Overall, the population with individual health care plans is projected to be on average be younger people with higher incomes than under the Affordable Care Act. According to the CBO analysis, “although the agencies expect that the legislation would increase the number of uninsured broadly, the increase would be disproportionately larger among older people with lower income; in particular people between 50 and 64 years old with income of less than 200% of the FPL would make up a large share of the uninsured.”

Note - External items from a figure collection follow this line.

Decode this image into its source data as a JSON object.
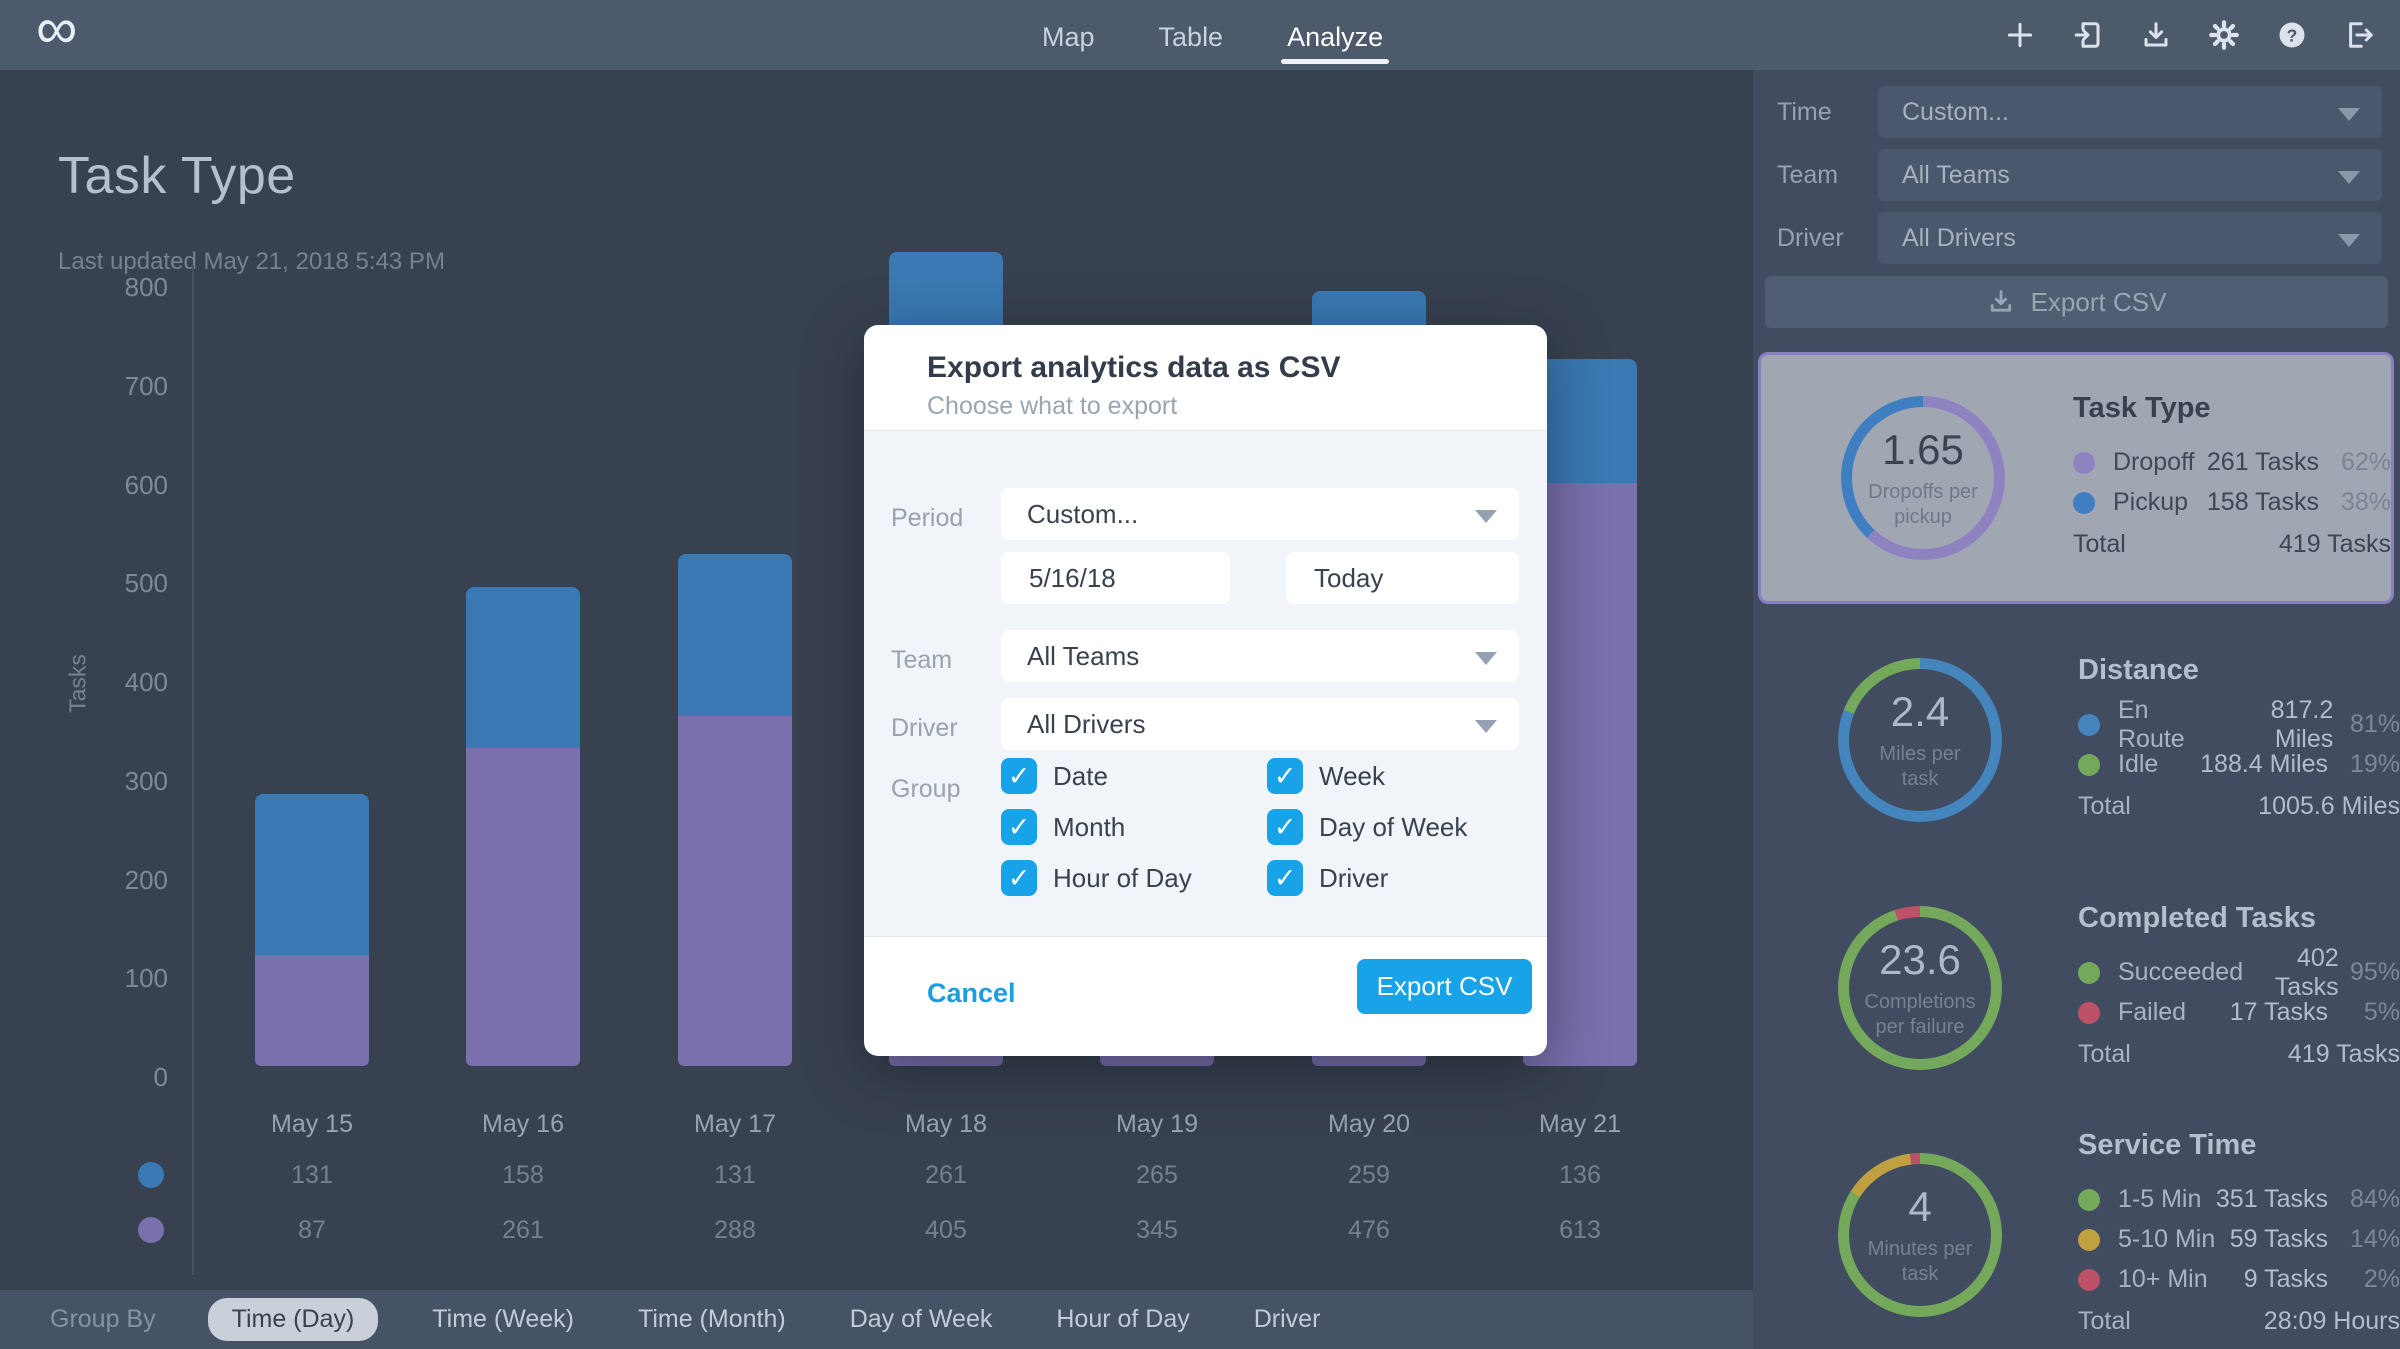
{
  "nav": {
    "logo": "∞",
    "tabs": [
      {
        "label": "Map",
        "active": false
      },
      {
        "label": "Table",
        "active": false
      },
      {
        "label": "Analyze",
        "active": true
      }
    ],
    "icons": [
      "plus-icon",
      "import-icon",
      "download-icon",
      "settings-gear-icon",
      "help-icon",
      "logout-icon"
    ]
  },
  "page": {
    "title": "Task Type",
    "last_updated": "Last updated May 21, 2018 5:43 PM"
  },
  "chart_data": {
    "type": "bar",
    "stacked": true,
    "title": "Task Type",
    "ylabel": "Tasks",
    "ylim": [
      0,
      800
    ],
    "yticks": [
      800,
      700,
      600,
      500,
      400,
      300,
      200,
      100,
      0
    ],
    "grid": false,
    "categories": [
      "May 15",
      "May 16",
      "May 17",
      "May 18",
      "May 19",
      "May 20",
      "May 21"
    ],
    "series": [
      {
        "name": "Pickup",
        "color": "#3a79b4",
        "values": [
          131,
          158,
          131,
          261,
          265,
          259,
          136
        ]
      },
      {
        "name": "Dropoff",
        "color": "#7a70ae",
        "values": [
          87,
          261,
          288,
          405,
          345,
          476,
          613
        ]
      }
    ],
    "bar_segments_axis_units": {
      "note": "stacked segment heights as drawn (axis units), dropoff bottom / pickup top",
      "dropoff": [
        112,
        322,
        354,
        620,
        345,
        580,
        590
      ],
      "pickup": [
        163,
        163,
        164,
        205,
        265,
        205,
        126
      ]
    },
    "legend_position": "left of value rows"
  },
  "bottom_bar": {
    "label": "Group By",
    "options": [
      {
        "label": "Time (Day)",
        "active": true
      },
      {
        "label": "Time (Week)",
        "active": false
      },
      {
        "label": "Time (Month)",
        "active": false
      },
      {
        "label": "Day of Week",
        "active": false
      },
      {
        "label": "Hour of Day",
        "active": false
      },
      {
        "label": "Driver",
        "active": false
      }
    ]
  },
  "sidebar": {
    "filters": [
      {
        "label": "Time",
        "value": "Custom..."
      },
      {
        "label": "Team",
        "value": "All Teams"
      },
      {
        "label": "Driver",
        "value": "All Drivers"
      }
    ],
    "export_button": "Export CSV",
    "cards": [
      {
        "title": "Task Type",
        "selected": true,
        "center_value": "1.65",
        "center_label": "Dropoffs per pickup",
        "ring": [
          {
            "color": "#8e82c1",
            "pct": 62
          },
          {
            "color": "#3f7fc1",
            "pct": 38
          }
        ],
        "rows": [
          {
            "dot": "#8e82c1",
            "label": "Dropoff",
            "value": "261 Tasks",
            "pct": "62%"
          },
          {
            "dot": "#3f7fc1",
            "label": "Pickup",
            "value": "158 Tasks",
            "pct": "38%"
          }
        ],
        "total_label": "Total",
        "total_value": "419 Tasks"
      },
      {
        "title": "Distance",
        "selected": false,
        "center_value": "2.4",
        "center_label": "Miles per task",
        "ring": [
          {
            "color": "#4585bd",
            "pct": 81
          },
          {
            "color": "#74a95c",
            "pct": 19
          }
        ],
        "rows": [
          {
            "dot": "#4585bd",
            "label": "En Route",
            "value": "817.2 Miles",
            "pct": "81%"
          },
          {
            "dot": "#74a95c",
            "label": "Idle",
            "value": "188.4 Miles",
            "pct": "19%"
          }
        ],
        "total_label": "Total",
        "total_value": "1005.6 Miles"
      },
      {
        "title": "Completed Tasks",
        "selected": false,
        "center_value": "23.6",
        "center_label": "Completions per failure",
        "ring": [
          {
            "color": "#74a95c",
            "pct": 95
          },
          {
            "color": "#bd5168",
            "pct": 5
          }
        ],
        "rows": [
          {
            "dot": "#74a95c",
            "label": "Succeeded",
            "value": "402 Tasks",
            "pct": "95%"
          },
          {
            "dot": "#bd5168",
            "label": "Failed",
            "value": "17 Tasks",
            "pct": "5%"
          }
        ],
        "total_label": "Total",
        "total_value": "419 Tasks"
      },
      {
        "title": "Service Time",
        "selected": false,
        "center_value": "4",
        "center_label": "Minutes per task",
        "ring": [
          {
            "color": "#74a95c",
            "pct": 84
          },
          {
            "color": "#bfa23f",
            "pct": 14
          },
          {
            "color": "#bd5168",
            "pct": 2
          }
        ],
        "rows": [
          {
            "dot": "#74a95c",
            "label": "1-5 Min",
            "value": "351 Tasks",
            "pct": "84%"
          },
          {
            "dot": "#bfa23f",
            "label": "5-10 Min",
            "value": "59 Tasks",
            "pct": "14%"
          },
          {
            "dot": "#bd5168",
            "label": "10+ Min",
            "value": "9 Tasks",
            "pct": "2%"
          }
        ],
        "total_label": "Total",
        "total_value": "28:09 Hours"
      }
    ]
  },
  "modal": {
    "title": "Export analytics data as CSV",
    "subtitle": "Choose what to export",
    "period_label": "Period",
    "period_value": "Custom...",
    "date_start": "5/16/18",
    "date_end": "Today",
    "team_label": "Team",
    "team_value": "All Teams",
    "driver_label": "Driver",
    "driver_value": "All Drivers",
    "group_label": "Group",
    "group_options": [
      {
        "label": "Date",
        "checked": true
      },
      {
        "label": "Week",
        "checked": true
      },
      {
        "label": "Month",
        "checked": true
      },
      {
        "label": "Day of Week",
        "checked": true
      },
      {
        "label": "Hour of Day",
        "checked": true
      },
      {
        "label": "Driver",
        "checked": true
      }
    ],
    "cancel_label": "Cancel",
    "export_label": "Export CSV",
    "check_glyph": "✓"
  },
  "colors": {
    "accent_blue": "#18a3e9",
    "bar_blue": "#3a79b4",
    "bar_purple": "#7a70ae",
    "nav_bg": "#4d5a6c",
    "content_bg": "#38414f",
    "sidebar_bg": "#414c60",
    "bottom_bar_bg": "#465266",
    "selected_card_bg": "#a0a7b3",
    "selected_card_border": "#8a7fc2"
  }
}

The CBO analysis describes the substantial level of uncertainty surrounding its estimates, which are due to the uncertainty surrounding how various actors will respond to changing incentives caused by the American Health Care Act legislation. The report states that estimates are in “the middle of the distribution of potential outcomes”. Which means, things could turn out much better for the uninsured low-income and elderly individuals than the present estimates suggest- or much worse.

In any case, a review of the CBO’s analysis of the GOP health care legislation necessitates a reassessment of some of the slogans from the AHCA’s campaign website. “Dismantling the Obamacare taxes that have hurt job creators” might then be interpreted as “offset cutting taxes for high-income earners by cutting health benefits for poor people” while “Modernizing and strengthening Medicaid” might be reformulated as “largely defund Medicaid,” and “Empowers individuals and families to spend their healthcare dollars the way they want and need” could be “give Americans the freedom to pay more out of pocket for their own health care”. Millions of poor and elderly Americans soon to be priced out of health insurance are about to find out what “choice” and “access” really mean in the era of alternative facts.